Figure 5.

Hinge truncation progressively diminishes tumor cell killing and expansion of primary sdCAR-T cells in response to EGFR expressing target cells. Concentrated lentiviral particles encoding hinge-modified EGFR-specific sdAb021 CARs as well as a GFP marker were generated. Peripheral blood T cells were isolated from 3 independent healthy human donors before polyclonal expansion and lentiviral transduction. Varying doses of sdCAR-T cells or mock transduced cells (empty CAR backbone lentivirus) were placed at an E:T ratio of 1:1 in low density co-culture (2000 sdCAR-T cells and 2000 target cells).

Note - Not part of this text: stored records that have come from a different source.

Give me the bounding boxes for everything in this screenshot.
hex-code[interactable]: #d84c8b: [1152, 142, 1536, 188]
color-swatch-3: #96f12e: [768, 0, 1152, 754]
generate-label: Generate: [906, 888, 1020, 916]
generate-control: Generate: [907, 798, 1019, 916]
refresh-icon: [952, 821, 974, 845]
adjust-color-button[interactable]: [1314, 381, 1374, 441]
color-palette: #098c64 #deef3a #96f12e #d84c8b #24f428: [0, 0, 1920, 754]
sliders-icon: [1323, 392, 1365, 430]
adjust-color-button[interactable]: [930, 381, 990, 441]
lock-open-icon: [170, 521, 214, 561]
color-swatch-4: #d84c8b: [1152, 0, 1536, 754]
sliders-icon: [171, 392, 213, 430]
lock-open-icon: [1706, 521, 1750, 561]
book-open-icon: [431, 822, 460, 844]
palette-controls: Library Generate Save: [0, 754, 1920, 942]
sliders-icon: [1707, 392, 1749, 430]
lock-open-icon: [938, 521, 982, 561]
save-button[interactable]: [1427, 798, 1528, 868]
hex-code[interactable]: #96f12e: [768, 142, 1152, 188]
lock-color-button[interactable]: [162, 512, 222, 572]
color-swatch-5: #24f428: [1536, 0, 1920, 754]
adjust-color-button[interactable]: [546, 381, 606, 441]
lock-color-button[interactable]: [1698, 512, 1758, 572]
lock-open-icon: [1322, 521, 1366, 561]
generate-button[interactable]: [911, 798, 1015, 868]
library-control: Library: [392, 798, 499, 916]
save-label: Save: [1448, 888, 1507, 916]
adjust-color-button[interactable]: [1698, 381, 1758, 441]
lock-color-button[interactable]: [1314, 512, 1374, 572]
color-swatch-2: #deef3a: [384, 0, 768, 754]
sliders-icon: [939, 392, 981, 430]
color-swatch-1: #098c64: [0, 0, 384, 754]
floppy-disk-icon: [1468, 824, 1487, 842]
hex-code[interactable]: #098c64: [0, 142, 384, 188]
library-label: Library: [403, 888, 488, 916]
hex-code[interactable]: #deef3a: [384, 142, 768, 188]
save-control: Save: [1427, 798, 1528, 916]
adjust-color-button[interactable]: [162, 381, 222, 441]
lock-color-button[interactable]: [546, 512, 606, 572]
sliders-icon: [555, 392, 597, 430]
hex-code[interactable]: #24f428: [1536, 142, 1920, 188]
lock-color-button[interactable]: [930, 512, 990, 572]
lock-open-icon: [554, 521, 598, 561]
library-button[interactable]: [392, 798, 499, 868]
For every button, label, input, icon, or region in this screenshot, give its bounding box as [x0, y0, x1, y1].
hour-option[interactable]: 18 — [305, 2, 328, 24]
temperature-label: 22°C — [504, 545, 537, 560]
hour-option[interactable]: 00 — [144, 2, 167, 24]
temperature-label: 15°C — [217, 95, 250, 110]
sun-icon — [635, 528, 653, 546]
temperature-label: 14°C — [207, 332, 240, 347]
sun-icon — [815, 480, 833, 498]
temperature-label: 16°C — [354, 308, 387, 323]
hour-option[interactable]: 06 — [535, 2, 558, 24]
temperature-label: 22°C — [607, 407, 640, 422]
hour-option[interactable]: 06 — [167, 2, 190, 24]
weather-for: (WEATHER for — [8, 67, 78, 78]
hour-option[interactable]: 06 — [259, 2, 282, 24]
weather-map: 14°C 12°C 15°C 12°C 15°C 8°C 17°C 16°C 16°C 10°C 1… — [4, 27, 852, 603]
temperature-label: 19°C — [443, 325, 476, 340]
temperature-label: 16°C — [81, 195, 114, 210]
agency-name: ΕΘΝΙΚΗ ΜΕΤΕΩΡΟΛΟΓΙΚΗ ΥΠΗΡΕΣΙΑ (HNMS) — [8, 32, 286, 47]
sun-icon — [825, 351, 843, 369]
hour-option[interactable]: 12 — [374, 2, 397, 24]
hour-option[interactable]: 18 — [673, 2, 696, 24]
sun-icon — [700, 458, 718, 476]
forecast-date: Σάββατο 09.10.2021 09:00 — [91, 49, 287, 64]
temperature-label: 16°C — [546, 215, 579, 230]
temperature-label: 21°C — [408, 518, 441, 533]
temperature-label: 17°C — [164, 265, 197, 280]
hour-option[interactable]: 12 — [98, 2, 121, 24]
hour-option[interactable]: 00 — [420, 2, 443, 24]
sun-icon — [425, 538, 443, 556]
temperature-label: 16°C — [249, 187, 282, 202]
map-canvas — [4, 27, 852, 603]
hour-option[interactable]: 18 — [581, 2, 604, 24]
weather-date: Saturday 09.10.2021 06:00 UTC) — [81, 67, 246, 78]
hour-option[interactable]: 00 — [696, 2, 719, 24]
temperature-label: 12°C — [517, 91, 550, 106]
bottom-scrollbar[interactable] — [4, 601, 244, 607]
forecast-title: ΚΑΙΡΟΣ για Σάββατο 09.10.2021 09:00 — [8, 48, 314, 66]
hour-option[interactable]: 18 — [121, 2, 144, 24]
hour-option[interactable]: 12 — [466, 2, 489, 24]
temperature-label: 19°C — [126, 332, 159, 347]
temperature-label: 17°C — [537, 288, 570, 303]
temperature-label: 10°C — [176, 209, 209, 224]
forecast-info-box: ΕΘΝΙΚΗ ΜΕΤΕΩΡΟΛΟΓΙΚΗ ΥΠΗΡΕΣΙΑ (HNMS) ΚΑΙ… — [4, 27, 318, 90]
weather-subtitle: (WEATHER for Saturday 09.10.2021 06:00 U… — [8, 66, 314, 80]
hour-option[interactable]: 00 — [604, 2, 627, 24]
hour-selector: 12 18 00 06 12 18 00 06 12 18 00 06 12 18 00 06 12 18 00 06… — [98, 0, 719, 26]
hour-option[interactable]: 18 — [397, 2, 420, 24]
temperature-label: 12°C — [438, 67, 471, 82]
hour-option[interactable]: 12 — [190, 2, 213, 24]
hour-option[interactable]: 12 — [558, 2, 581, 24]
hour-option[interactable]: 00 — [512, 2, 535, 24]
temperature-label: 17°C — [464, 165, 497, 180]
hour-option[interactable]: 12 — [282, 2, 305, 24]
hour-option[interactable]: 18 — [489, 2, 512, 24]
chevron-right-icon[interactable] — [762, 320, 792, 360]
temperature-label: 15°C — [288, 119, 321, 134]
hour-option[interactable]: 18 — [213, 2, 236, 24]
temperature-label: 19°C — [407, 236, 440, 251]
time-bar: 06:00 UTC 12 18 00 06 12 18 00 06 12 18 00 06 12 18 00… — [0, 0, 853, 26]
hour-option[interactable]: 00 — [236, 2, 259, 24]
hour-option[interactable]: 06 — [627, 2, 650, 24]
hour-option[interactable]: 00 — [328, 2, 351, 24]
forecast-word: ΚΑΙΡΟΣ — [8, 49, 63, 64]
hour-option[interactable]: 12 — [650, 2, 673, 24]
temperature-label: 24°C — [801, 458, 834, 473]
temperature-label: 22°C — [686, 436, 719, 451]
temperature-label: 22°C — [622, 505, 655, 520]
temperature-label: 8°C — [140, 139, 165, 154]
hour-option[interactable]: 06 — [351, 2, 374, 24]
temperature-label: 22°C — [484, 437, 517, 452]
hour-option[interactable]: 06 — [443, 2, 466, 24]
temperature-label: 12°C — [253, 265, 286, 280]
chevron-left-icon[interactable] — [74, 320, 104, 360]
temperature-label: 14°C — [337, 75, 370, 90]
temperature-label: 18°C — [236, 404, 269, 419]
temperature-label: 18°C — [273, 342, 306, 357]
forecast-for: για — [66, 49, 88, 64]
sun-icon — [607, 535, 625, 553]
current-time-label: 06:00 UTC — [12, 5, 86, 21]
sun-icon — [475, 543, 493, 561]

Co-cultures were examined over 7 days via live fluorescence microscopy (Incucyte) to differentiate red-fluorescent (NLS-mKate2) target cell counts or total area of green-fluorescent (NLS-NanoGreen) CAR-T cells. (A, B) Depicts the response to EGFR-high SKOV3 targets, (C, D) depicts the response to EGFR-low MCF7 targets, (E, F) depicts the response to EGFR-high healthy donor human dermal fibroblast cells. Each graph depicts automated cell counts or fluorescent areas from a single independent experiment. (G) Day 5 mean fold change in various target cell growth at varying E:T ratio for hinge-variant EGFR-sdCAR-T cells derived from 3 donors is shown +/- SEM, P values are derived from a two-way ANOVA comparison of response curves for untransduced T cell co-cultures with CAR-T cells expressing hinge-truncated constructs. (H) Similarly the mean EGFR-sdCAR-T fold expansion at day 5 of hinge-variant CAR co-cultures from 3 donors is shown +/-SEM is shown. P values are derived from a two-way ANOVA comparison on 45CD8h-hinge containing constructs with other constructs tested in parallel.